そうすると、今まで当事者として言語化できない、感じることのできない感情に支配されていた自分を冷静に見つめることができます。そして、その中で少しずつ自分が目指していきたいテンポや調に曲を移行させることによって自分の気分も変化していきます。
音楽療法の現場では、その場に音楽療法士が存在し自己を見つめるお手伝いをしたり、気分を言語化する(外に表現する)手伝いを行いますが、ここまでの話を理解してくれた方はある程度自分自身の中でそれを行うことができるでしょう。これが同質の原理を用いたセルフ音楽療法ということができます。

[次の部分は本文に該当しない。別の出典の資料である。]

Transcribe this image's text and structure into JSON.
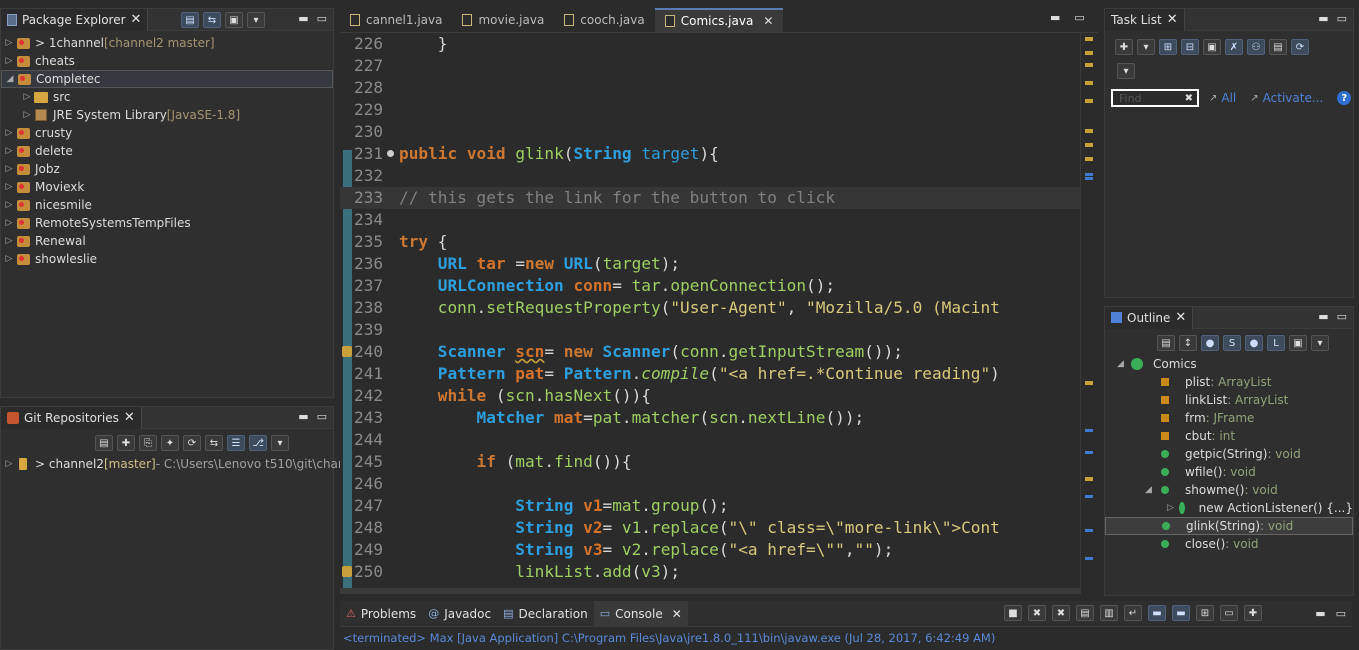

落ち込んでるとき、悲しいときに元気を出そうと思って無理やり元気になる曲を聴くこともあるかもしれませんが、それでも気分が回復していかないときがあります。そんなときは同質の原理を取り入れ、敢えて自分の感情を表現してくれているような音楽を聴き、自己としっかり向き合うことをしてから元気になる音楽を聴くと良いです。
音楽は芸術表現でありながら、コミュニケーション技術の一つとしてはるか昔から行われていました。そして、言葉にできないような、自分でも意識できないような感情を見つめるために敢えて今の感情に近い音楽を聴き、自己と向き合うことが心の回復につながるという理論を説明しました。
ぜひ、同質の原理を取り入れて心のメンテナンスを行ってみてくださいね。